The following explanation of Friis’ transmission formula is adapted chapter 2 of Stutzman and Thiele’s excellent book “Antenna Theory and Design (2nd)”.  The formula is expressed in terms of transmitted power, transmit and receive antenna gains and wavelength, though more terms such as match and cross-polarization losses can be added.  This formula is used to calculate received signal power in communication links.

$P_{r} = P_{t,W or mW}\frac{G_{t,linear}G_{r,linear} \lambda^2 }{(4\pi R)^2} \hfill(1)$

$P_{t}$ is the power transmitted by your friend to you.  On a data sheet, this can be expressed as a linear value in watts (W) or milliwatts (W) or as a logarithm (dBm): 10 x log10 (power in milliwatts)

$G_{t}$ is the gain of your friend’s antenna.  Though the above formula is linear, this is usually given as a logarithmic value of dBi on a datasheet: 10 x log (linear gain of the antenna/the gain of an isotropic antenna)

$G_{r}$ is the gain of your antenna

$\lambda^2$ is the square of the wavelength in meters.  The smaller the wavelength, the greater the frequency.

$R$ is the distance in meters between you and your friend.

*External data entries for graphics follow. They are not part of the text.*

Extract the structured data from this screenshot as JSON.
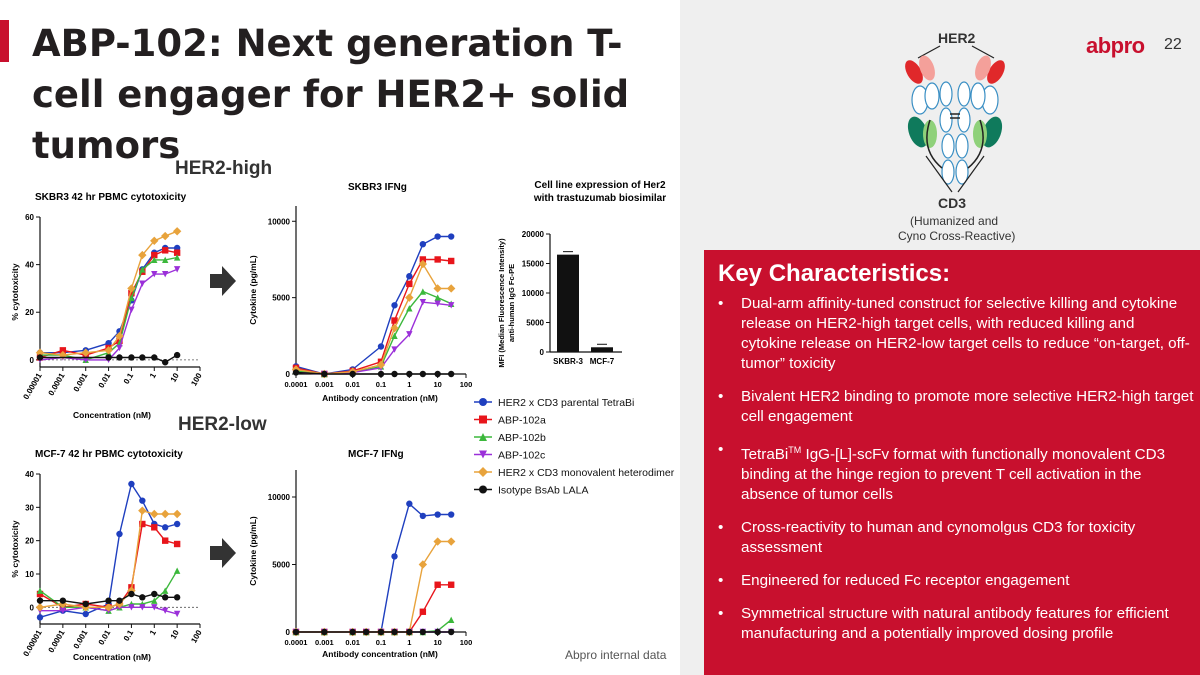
{
  "slide": {
    "title": "ABP-102: Next generation T-cell engager for HER2+ solid tumors",
    "page_number": "22",
    "logo": "abpro",
    "footer": "Abpro internal data"
  },
  "diagram": {
    "her2_label": "HER2",
    "cd3_label": "CD3",
    "cd3_sub1": "(Humanized and",
    "cd3_sub2": "Cyno Cross-Reactive)"
  },
  "sections": {
    "her2_high": "HER2-high",
    "her2_low": "HER2-low"
  },
  "key_characteristics": {
    "title": "Key Characteristics:",
    "bullet_symbol": "•",
    "items": [
      {
        "text": "Dual-arm affinity-tuned construct for selective killing and cytokine release on HER2-high target cells, with reduced killing and cytokine release on HER2-low target cells to reduce “on-target, off-tumor” toxicity"
      },
      {
        "text": "Bivalent HER2 binding to promote more selective HER2-high target cell engagement"
      },
      {
        "pre": "TetraBi",
        "sup": "TM",
        "post": " IgG-[L]-scFv format with functionally monovalent CD3 binding at the hinge region to prevent T cell activation in the absence of tumor cells"
      },
      {
        "text": "Cross-reactivity to human and cynomolgus CD3 for toxicity assessment"
      },
      {
        "text": "Engineered for reduced Fc receptor engagement"
      },
      {
        "text": "Symmetrical structure with natural antibody features for efficient manufacturing and a potentially improved dosing profile"
      }
    ]
  },
  "colors": {
    "accent": "#c8102e",
    "series": [
      "#1f3fbf",
      "#e8151b",
      "#3cb83c",
      "#9b30d9",
      "#e8a33c",
      "#111111"
    ]
  },
  "legend": [
    {
      "name": "HER2 x CD3 parental TetraBi",
      "marker": "circle"
    },
    {
      "name": "ABP-102a",
      "marker": "square"
    },
    {
      "name": "ABP-102b",
      "marker": "triangle-up"
    },
    {
      "name": "ABP-102c",
      "marker": "triangle-down"
    },
    {
      "name": "HER2 x CD3 monovalent heterodimer",
      "marker": "diamond"
    },
    {
      "name": "Isotype BsAb LALA",
      "marker": "circle"
    }
  ],
  "chart_data": [
    {
      "id": "skbr3-cyto",
      "type": "scatter",
      "title": "SKBR3 42 hr PBMC cytotoxicity",
      "xlabel": "Concentration (nM)",
      "ylabel": "% cytotoxicity",
      "xscale": "log",
      "x_ticks": [
        "0.00001",
        "0.0001",
        "0.001",
        "0.01",
        "0.1",
        "1",
        "10",
        "100"
      ],
      "x_tick_values": [
        1e-05,
        0.0001,
        0.001,
        0.01,
        0.1,
        1,
        10,
        100
      ],
      "y_ticks": [
        "0",
        "20",
        "40",
        "60"
      ],
      "ylim": [
        -3,
        60
      ],
      "xlim": [
        1e-05,
        100
      ],
      "x": [
        1e-05,
        0.0001,
        0.001,
        0.01,
        0.03,
        0.1,
        0.3,
        1,
        3,
        10
      ],
      "series": [
        {
          "values": [
            3,
            3,
            4,
            7,
            12,
            25,
            38,
            45,
            47,
            47
          ]
        },
        {
          "values": [
            1,
            4,
            2,
            5,
            8,
            28,
            37,
            44,
            46,
            45
          ]
        },
        {
          "values": [
            2,
            2,
            0,
            3,
            7,
            26,
            38,
            42,
            42,
            43
          ]
        },
        {
          "values": [
            0,
            1,
            0,
            0,
            5,
            21,
            32,
            36,
            36,
            38
          ]
        },
        {
          "values": [
            3,
            2,
            3,
            4,
            10,
            30,
            44,
            50,
            52,
            54
          ]
        },
        {
          "values": [
            1,
            null,
            null,
            1,
            1,
            1,
            1,
            1,
            -1,
            2
          ]
        }
      ]
    },
    {
      "id": "skbr3-ifng",
      "type": "line",
      "title": "SKBR3 IFNg",
      "xlabel": "Antibody concentration (nM)",
      "ylabel": "Cytokine (pg/mL)",
      "xscale": "log",
      "x_ticks": [
        "0.0001",
        "0.001",
        "0.01",
        "0.1",
        "1",
        "10",
        "100"
      ],
      "x_tick_values": [
        0.0001,
        0.001,
        0.01,
        0.1,
        1,
        10,
        100
      ],
      "y_ticks": [
        "0",
        "5000",
        "10000"
      ],
      "ylim": [
        0,
        11000
      ],
      "xlim": [
        0.0001,
        100
      ],
      "x": [
        0.0001,
        0.001,
        0.01,
        0.1,
        0.3,
        1,
        3,
        10,
        30
      ],
      "series": [
        {
          "values": [
            500,
            0,
            300,
            1800,
            4500,
            6400,
            8500,
            9000,
            9000
          ]
        },
        {
          "values": [
            400,
            0,
            200,
            800,
            3500,
            5900,
            7500,
            7500,
            7400
          ]
        },
        {
          "values": [
            200,
            0,
            100,
            500,
            2500,
            4300,
            5400,
            5000,
            4600
          ]
        },
        {
          "values": [
            100,
            0,
            100,
            400,
            1600,
            2600,
            4700,
            4600,
            4500
          ]
        },
        {
          "values": [
            300,
            0,
            150,
            600,
            3000,
            5000,
            7200,
            5600,
            5600
          ]
        },
        {
          "values": [
            100,
            0,
            0,
            0,
            0,
            0,
            0,
            0,
            0
          ]
        }
      ]
    },
    {
      "id": "her2-expression",
      "type": "bar",
      "title": "Cell line expression of Her2 with trastuzumab biosimilar",
      "ylabel": "MFI (Median Fluorescence Intensity) anti-human IgG Fc-PE",
      "categories": [
        "SKBR-3",
        "MCF-7"
      ],
      "values": [
        16500,
        800
      ],
      "y_ticks": [
        "0",
        "5000",
        "10000",
        "15000",
        "20000"
      ],
      "ylim": [
        0,
        20000
      ]
    },
    {
      "id": "mcf7-cyto",
      "type": "scatter",
      "title": "MCF-7 42 hr PBMC cytotoxicity",
      "xlabel": "Concentration (nM)",
      "ylabel": "% cytotoxicity",
      "xscale": "log",
      "x_ticks": [
        "0.00001",
        "0.0001",
        "0.001",
        "0.01",
        "0.1",
        "1",
        "10",
        "100"
      ],
      "x_tick_values": [
        1e-05,
        0.0001,
        0.001,
        0.01,
        0.1,
        1,
        10,
        100
      ],
      "y_ticks": [
        "0",
        "10",
        "20",
        "30",
        "40"
      ],
      "ylim": [
        -5,
        40
      ],
      "xlim": [
        1e-05,
        100
      ],
      "x": [
        1e-05,
        0.0001,
        0.001,
        0.01,
        0.03,
        0.1,
        0.3,
        1,
        3,
        10
      ],
      "series": [
        {
          "values": [
            -3,
            -1,
            -2,
            1,
            22,
            37,
            32,
            25,
            24,
            25
          ]
        },
        {
          "values": [
            4,
            0,
            1,
            0,
            1,
            6,
            25,
            24,
            20,
            19
          ]
        },
        {
          "values": [
            5,
            0,
            0,
            -1,
            0,
            1,
            1,
            2,
            5,
            11
          ]
        },
        {
          "values": [
            -1,
            -1,
            0,
            -1,
            0,
            0,
            0,
            0,
            -1,
            -2
          ]
        },
        {
          "values": [
            0,
            1,
            0,
            0,
            1,
            5,
            29,
            28,
            28,
            28
          ]
        },
        {
          "values": [
            2,
            2,
            1,
            2,
            2,
            4,
            3,
            4,
            3,
            3
          ]
        }
      ]
    },
    {
      "id": "mcf7-ifng",
      "type": "line",
      "title": "MCF-7 IFNg",
      "xlabel": "Antibody concentration (nM)",
      "ylabel": "Cytokine (pg/mL)",
      "xscale": "log",
      "x_ticks": [
        "0.0001",
        "0.001",
        "0.01",
        "0.1",
        "1",
        "10",
        "100"
      ],
      "x_tick_values": [
        0.0001,
        0.001,
        0.01,
        0.1,
        1,
        10,
        100
      ],
      "y_ticks": [
        "0",
        "5000",
        "10000"
      ],
      "ylim": [
        0,
        12000
      ],
      "xlim": [
        0.0001,
        100
      ],
      "x": [
        0.0001,
        0.001,
        0.01,
        0.03,
        0.1,
        0.3,
        1,
        3,
        10,
        30
      ],
      "series": [
        {
          "values": [
            0,
            0,
            0,
            0,
            0,
            5600,
            9500,
            8600,
            8700,
            8700
          ]
        },
        {
          "values": [
            0,
            0,
            0,
            0,
            0,
            0,
            0,
            1500,
            3500,
            3500
          ]
        },
        {
          "values": [
            0,
            0,
            0,
            0,
            0,
            0,
            0,
            0,
            100,
            900
          ]
        },
        {
          "values": [
            0,
            0,
            0,
            0,
            0,
            0,
            0,
            0,
            0,
            0
          ]
        },
        {
          "values": [
            0,
            0,
            0,
            0,
            0,
            0,
            0,
            5000,
            6700,
            6700
          ]
        },
        {
          "values": [
            0,
            0,
            0,
            0,
            0,
            0,
            0,
            0,
            0,
            0
          ]
        }
      ]
    }
  ]
}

$(4\pi R)^2$ is the surface area of a sphere with radius R.  This is spreading loss of the transmission.  The further away you are from your friend, the more the power spreads out as on the surface of a sphere and the less power there is to receive.

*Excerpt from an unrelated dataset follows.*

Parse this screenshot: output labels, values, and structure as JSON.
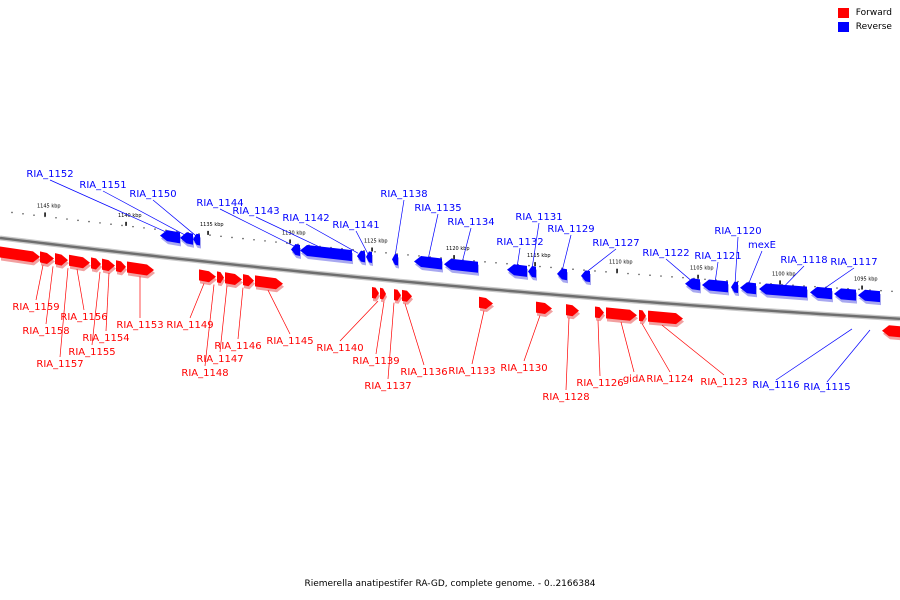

To perform the calculations, take the base-10 logarithm of both sides of the equation.  Gain values on antenna datasheets are already in dB.  Power values on radio data sheets may be expressed in watts, milliwatts, or dBm.  If they’re expressed in linear units, convert to dBm as explained above.

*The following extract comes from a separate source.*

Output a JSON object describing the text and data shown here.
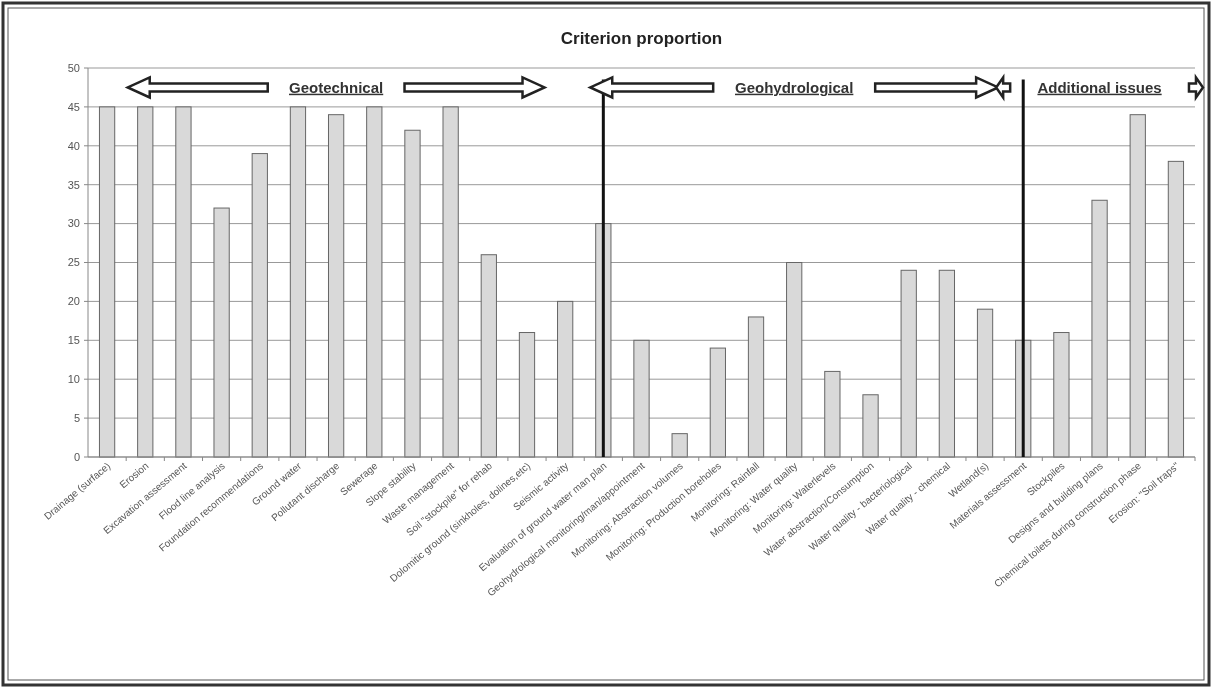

$P_{r,dBm} = P_{t,dBm}+G_{t,dBi}+G_{r,dBi}+20log(\lambda)-20log(4\pi R) \hfill (2)$

Let’s use (2), the Log form of Friis’ formula to compute an example.

My friend is using his VX-6E to transmit 10 watts at 146.40 MHz in the 2 meter band.  We are 1 km apart.  My friend is using a field-expedient half-wave wire dipole the he learned how to make in NC Scout’s RTO class.  I bought a 2m slim-jim to use with my portable antenna mast in suburbia.  How much power will I receive from my friend?  Will it be enough?

# The top of the equation

$\bf P_{t}$ is 10 watts = $10x10^3$ milliwatts.  Convert to dBm as follows: $10LOG_{10}\frac{10x10^3mW}{1mW}$= +40 dBm

$\bf G_{t}$ is the gain of my friend’s field-expedient wire dipole is 2.51 dBi

$\bf G_{r}$ is the gain of my slim-jim receive antenna given by the datasheet is 6 dBi.

$\bf \lambda^2$ The wavelength is  $\frac{3x10^8 m/s}{146.40x10^6Hz}$ = 2.05 meters (good).   The log form of the wavelength squared is $10LOG_{10}((2.05 m)^2) = 20 LOG_{10}(2.05)$= 6.24 dB

# The bottom of the equation

$\bf (4\pi R)^2$ is $20xLOG_{10}(4x3.14x1x10^3 m)$ = 82 dB

# The result:

Add the top and subtract the bottom:

+40 dBm + 2.51 + 6 + 6.24 – 82 = -27.5 dBm.  In milliwatts, this is $10^\frac{-27.5}{10}$= .00177 milliwattsThis is the power you receive from your friend over the communication link.  Is it enough?  Is my radio sensitive-enough to receive it?

The sensitivity of my Baofeng UV-5R is .2 microvolts @ 12 dB SINAD.  We’ll explore receiver sensitivity in another article.  For now, use equation 9 and assume 50 ohms to convert .2 microvolts to dBm.  I compute a sensitivity of -121 dBm, which is less than -27.5 dBm so I still receive the transmission!

Note that $\bf P_{t} + G_{t}$ (the transmitter power plus the transmitter antenna gain) is the effective radiated power (ERP) of my friend’s radio.  It’s almost always cheaper and easier to improve the antenna gains in a communication link than increase the transmitter power.  Next time (hopefully), we will discuss antenna gain.

Bonus: Re-calculate the power received using the jungle-foliage attenuation for 100 MHz.  Do you still receive the signal? (This is easy, don’t over-think it).